The CI builds and runs tests in a docker container. To add a new dependency or tool, follow the steps below:

  • Rebase against master
  • In order to add/remove dependencies update the file install_deps.sh
  • Build a new image: make build-docker-image
  • Check image current version in the Makefile
  • Tag the new image: docker tag concord-bft:latest concordbft/concord-bft:<version>,
    where version is current version + 1.
  • Update the version in the Makefile
  • Make sure that Concord-BFT is built and tests pass with the new image: make stop-c build test
  • Ask one of the maintainers for a temporary write permission to Docker Hub repository(you need to have a Docker ID)
  • Push the image: docker push concordbft/concord-bft:<version>
  • Create a PR for the update:
    • The PR must contain only changes related to the updates in the image
    • PR's summary has to be similar to Docker update to version <new version>
    • PR's message has to list the changes made in the image content and preferably the reason
    • Submit the PR

Important notes:

  1. Adding dependencies or tools directly to the Dockerfile is strongly not recommended because it breaks the native build support.
  2. If any tools are installed during the build but not needed for the actual compilation/debugging/test execution(for example, git), please remove them(Dockerfile is an example). The reason is that the image is supposed to be as tiny as possible.

Apollo testing framework

The Apollo framework provides utilities and advanced testing scenarios for validating Concord BFT's correctness properties, regardless of the running application/execution engine. For the purposes of system testing, we have implemented a "Simple Key-Value Blockchain" (SKVBC) test application which runs on top of the Concord BFT consensus engine.

Apollo enables running all test suites (without modification) against any supported BFT network configuration (in terms of n, f, c and other parameters).

Various crash or byzantine failure scenarios are also covered (including faulty replicas and/or network partitioning).

Apollo test suites run regularly as part of Concord BFT's continuous integration pipeline.

Please find more details about the Apollo framework here

Run examples

Simple test application (4 replicas and 1 client on a single machine)

Tests are compiled into in the build directory and can be run from anywhere as long as they aren't moved.

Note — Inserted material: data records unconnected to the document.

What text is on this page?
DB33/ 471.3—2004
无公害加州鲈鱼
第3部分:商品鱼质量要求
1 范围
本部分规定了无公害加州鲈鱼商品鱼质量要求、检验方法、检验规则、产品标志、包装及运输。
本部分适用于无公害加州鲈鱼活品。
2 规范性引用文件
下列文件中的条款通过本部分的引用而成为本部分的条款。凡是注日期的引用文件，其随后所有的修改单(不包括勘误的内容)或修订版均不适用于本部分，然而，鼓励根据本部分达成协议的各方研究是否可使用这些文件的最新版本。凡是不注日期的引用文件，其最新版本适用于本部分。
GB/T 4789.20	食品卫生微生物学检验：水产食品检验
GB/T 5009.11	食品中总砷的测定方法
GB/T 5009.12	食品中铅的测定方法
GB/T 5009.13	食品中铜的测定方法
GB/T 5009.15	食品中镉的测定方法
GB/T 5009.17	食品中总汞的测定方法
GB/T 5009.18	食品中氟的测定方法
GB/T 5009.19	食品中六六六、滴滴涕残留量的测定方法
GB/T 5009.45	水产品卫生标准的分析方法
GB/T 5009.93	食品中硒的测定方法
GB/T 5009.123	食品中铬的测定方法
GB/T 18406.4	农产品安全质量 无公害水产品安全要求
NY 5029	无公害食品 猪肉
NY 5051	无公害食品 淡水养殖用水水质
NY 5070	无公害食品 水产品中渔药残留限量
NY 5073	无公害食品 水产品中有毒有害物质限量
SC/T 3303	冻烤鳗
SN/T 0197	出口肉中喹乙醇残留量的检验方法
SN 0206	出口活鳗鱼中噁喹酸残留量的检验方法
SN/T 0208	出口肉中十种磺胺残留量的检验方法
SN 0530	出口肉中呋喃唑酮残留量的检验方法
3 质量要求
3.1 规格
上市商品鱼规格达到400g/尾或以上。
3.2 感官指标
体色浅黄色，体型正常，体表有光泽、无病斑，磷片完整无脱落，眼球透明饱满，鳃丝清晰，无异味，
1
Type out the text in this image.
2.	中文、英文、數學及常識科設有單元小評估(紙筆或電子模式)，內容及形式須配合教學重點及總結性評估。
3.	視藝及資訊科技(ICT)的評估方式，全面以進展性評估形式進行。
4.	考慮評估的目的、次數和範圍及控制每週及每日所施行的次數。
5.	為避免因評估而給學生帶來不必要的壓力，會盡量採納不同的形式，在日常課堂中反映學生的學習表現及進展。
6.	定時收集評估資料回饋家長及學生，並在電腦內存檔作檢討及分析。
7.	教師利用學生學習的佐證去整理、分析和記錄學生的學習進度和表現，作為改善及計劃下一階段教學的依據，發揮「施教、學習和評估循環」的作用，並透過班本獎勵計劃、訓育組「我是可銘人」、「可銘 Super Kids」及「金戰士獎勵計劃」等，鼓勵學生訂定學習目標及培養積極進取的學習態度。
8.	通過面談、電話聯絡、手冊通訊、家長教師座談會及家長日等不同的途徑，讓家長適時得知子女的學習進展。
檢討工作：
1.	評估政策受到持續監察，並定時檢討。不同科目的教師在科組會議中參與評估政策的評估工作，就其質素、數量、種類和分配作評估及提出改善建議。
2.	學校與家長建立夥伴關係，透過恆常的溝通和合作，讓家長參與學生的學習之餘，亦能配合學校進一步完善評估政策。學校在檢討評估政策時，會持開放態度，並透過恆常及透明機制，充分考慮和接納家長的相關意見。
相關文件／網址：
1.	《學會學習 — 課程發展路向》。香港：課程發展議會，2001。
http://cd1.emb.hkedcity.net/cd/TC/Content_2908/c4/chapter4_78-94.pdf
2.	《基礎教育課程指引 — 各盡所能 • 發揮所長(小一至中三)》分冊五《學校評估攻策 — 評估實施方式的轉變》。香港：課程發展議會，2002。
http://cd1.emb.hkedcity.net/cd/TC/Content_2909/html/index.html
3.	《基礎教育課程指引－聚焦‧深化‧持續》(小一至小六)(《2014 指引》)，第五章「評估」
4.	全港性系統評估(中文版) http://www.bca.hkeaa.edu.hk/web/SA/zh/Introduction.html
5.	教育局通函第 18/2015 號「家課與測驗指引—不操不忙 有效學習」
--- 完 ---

Run the following from the top level concord-bft directory:

./build/tests/simpleTest/scripts/testReplicasAndClient.sh

Using simple test application via Python script

You can use the simpleTest.py script to run various configurations via a simple command line interface. Please find more information here

Directory Structure

  • bftengine: concord-bft codebase
    • include: external interfaces of concord-bft (to be used by client applications)
    • src: internal implementation of concord-bft
    • tests: tests and usage examples
  • threshsign: crypto library that supports digital threshold signatures
    • include: external interfaces of threshsign (to be used by client applications)
    • src: internal implementation of threshsign
    • tests: tests and usage examples
  • scripts: build scripts
  • tests: BFT engine system tests

Contributing

The concord-bft project team welcomes contributions from the community. If you wish to contribute code and you have not signed our contributor license agreement (CLA), our bot will update the issue when you open a Pull Request. For any questions about the CLA process, please refer to our FAQ. For more detailed information, refer to CONTRIBUTING.md.

Notes

The library calls std::terminate() when it cannot continue in a safe manner. In that way, users can install a handler that does something different than just calling std::abort().

Community

Concord-BFT Slack.

Request a Slack invitation via [email protected].

License

concord-bft is available under the Apache 2 license.